As in surfing, each thread contributes a "dimension of structure" (p.35) to the composition of the clause. In fact, as Halliday (1994) explains:

"the threefold pattern of meaning is not simply characteristic of the clause; these three kinds of meaning run throughout the whole of language, and in a fundamental respect they determine the way that language has evolved." (p.35).

So, within the theme one finds an experiential element, which may be preceded by textual and/or interpersonal elements (p.53). Multiple patterns of meaning span longer stretches of language (p.54), which even "folds back on the setting in which it happens" (Garfinkel, in Firth 1995, p.273).

Late one night, I overheard a couple arguing in the street. Their speech was slurred and they seemed to be dragging their feet, so I think it is fair to assume they were on their way home from the local pub. Suddenly, the male of the species declared: "You're a fucking slut!" in response to which the female said: "I'm your fucking slut!" and together they continued stumbling along the street.

This lively exchange demonstrates how language is reflexively related to the context within which it is embedded.
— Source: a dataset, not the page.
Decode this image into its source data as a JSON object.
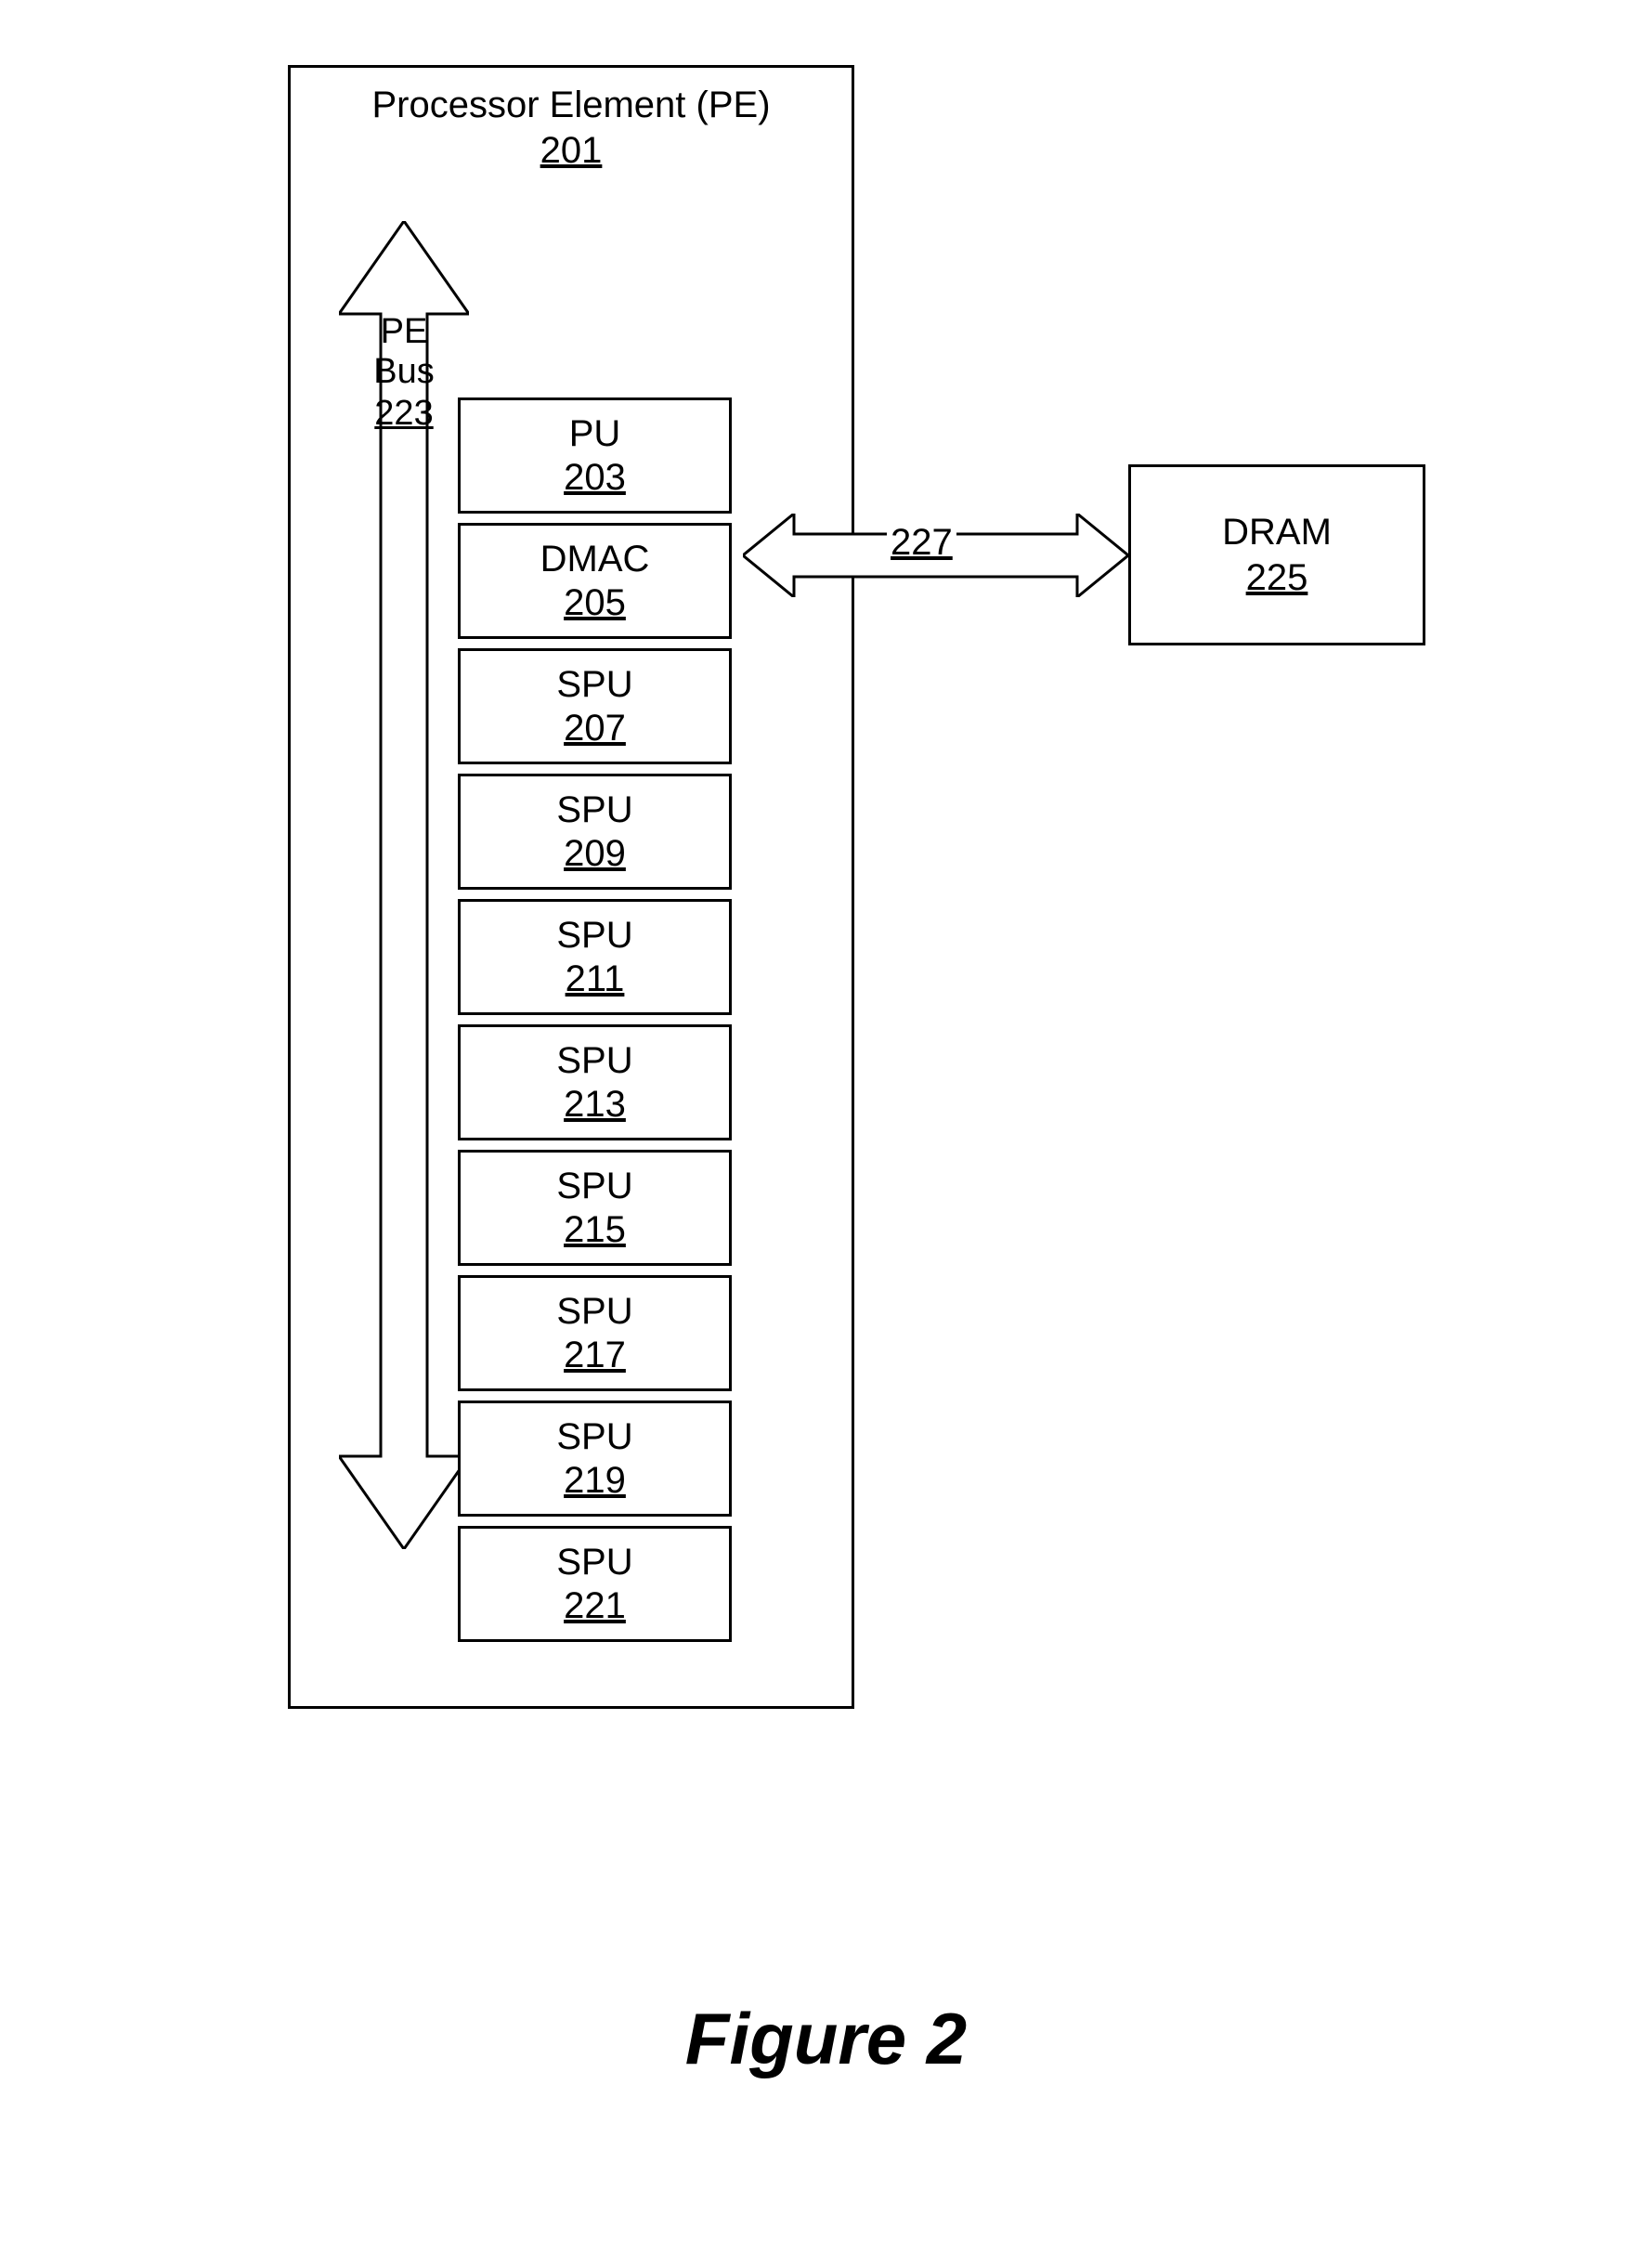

By saying "I'm your fucking slut!" the woman simultaneously observes, constructs and elaborates their relationship, through;

  1. formulating the preceding comment as a threat to their status as a couple, thereby grounding it in the social context,
  2. rejecting the allegation of infidelity, which thereby infers that their relationship is sound, and by
  3. implicating her partner as responsible for their relationship being sound.

Corresponding to the textual, interpersonal and experiential metafunctions (indicated with italics), this analysis is adapted from Weider's (1974) observations of social cohesion in a halfway house for paroled drug addicts. Based on his research, Weider maintains that the order and intelligibility of any social context is reflexively related to behaviour that continually feeds back into the selfsame context (Firth, p.273). People are constantly doing contextual work in "seen but unnoticed" ways that parallel the organisational principles exhibited by other mental phenomena.

In terms of the surfing analogy, the simultaneous operation of metafunctions within metafunctions might be captured by the complex curvature in the surface of the wave. As previously mentioned, the hollow surface of the wave is analogous to the access afforded by language to the contents of the mind. Since waves exhibit a range of curvatures, reflecting contact with the sea bed, this feature could represent the concurrent expression of metafunctions at various levels of the text. This analogy is probably best expressed in the formation of a whirlpool, where it is easier to see that the water travels at different speeds, depending on the diameter of the orbit. In the time it takes for an upper level to complete one revolution, a lower level will have completed numerous. Considering the life-like changes that occur from moment to moment in a whirlpool - with its surface undulating and warping as it expands and contracts - the surfing metaphor could represent innumerable strands of interwoven meaning.